No wonder Schrader so often makes movies about outcasts and loners. In his new one, “The Walker,” he tries his customary balancing act: This movie is indeed artful, but it also tries to work up some old-school suspense. In this case, Schrader seems a lot more interested in the art than the suspense.
The title character is apparently loosely based on a real-life figure from the Reagan years (although the movie is set today), a gentleman who escorted Nancy Reagan and held regular canasta parties where gossip was dished.
Carter Page III (Woody Harrelson) is a witty, elegant, gay man-about-town in Washington, D.C., whose “job” appears to be squiring around wealthy wives of important husbands — said husbands being too busy with the running of the country to attend concerts and fundraisers.

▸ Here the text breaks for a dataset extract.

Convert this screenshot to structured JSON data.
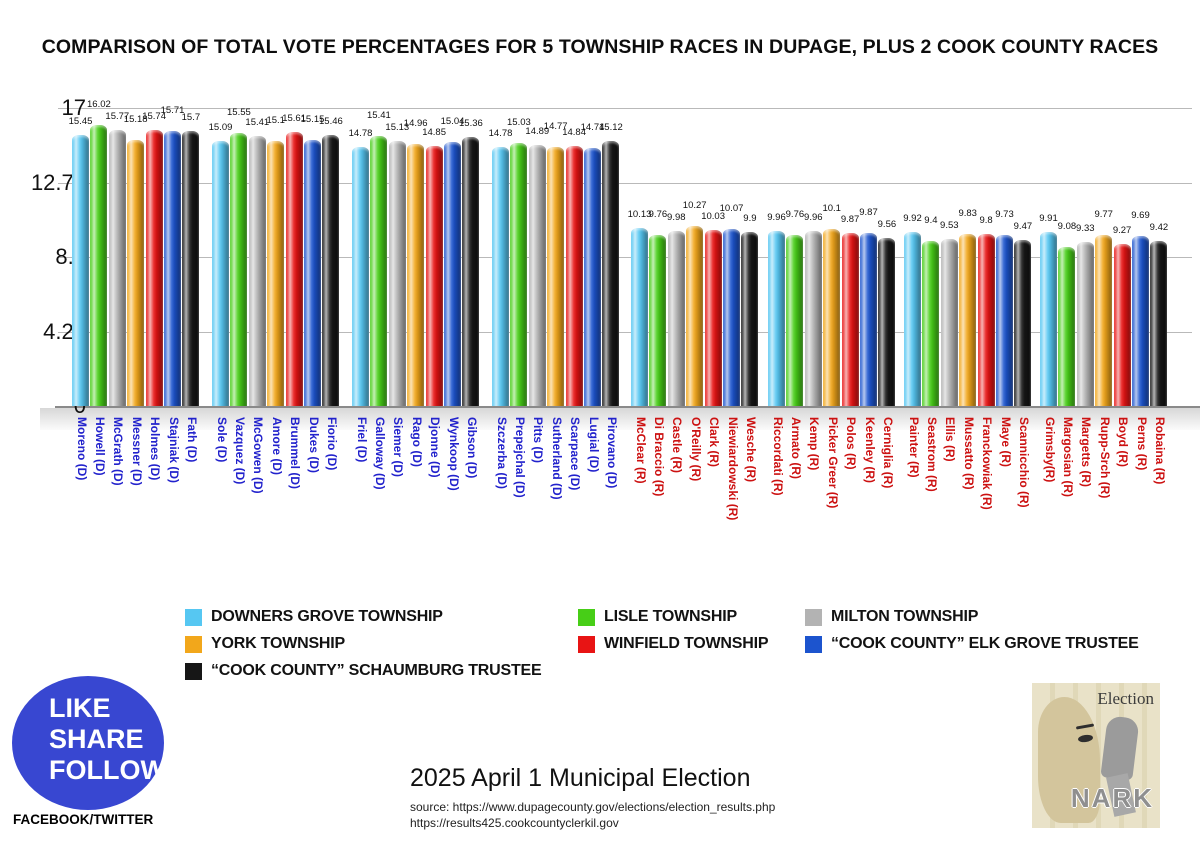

So Carter, whose high-class pedigree makes him socially desirable and whose sexuality makes him no threat, is an in-demand escort. In sketching this character in the early reels, Schrader has great fun with the catty dialogue, and Harrelson is a kick delivering it.
It’s almost a letdown when a murder mystery intrudes, drawing Carter and his coterie of D.C. ladies into some very mild intrigue. Those women include Kristin Scott Thomas, Lauren Bacall and Lily Tomlin, all in good form.
Schrader is less interested in creating a sense of menace than he is in suggesting how the murder cover-up reveals the deeper levels of corruption in government. The problem is, if the mystery feels half-hearted, the rest of it won’t work either.
Nevertheless, I did enjoy Ned Beatty’s performance as the kind of menacing politico he specializes in (as in “The Shooter” earlier this year); he hints at the kind of movie this might have become, given a different approach.
I always look forward to what Schrader comes up with, and you’d think that the current political climate in Washington would bring out some zing. But overall “The Walker” feels a little tired, and almost depressed about its own conclusions.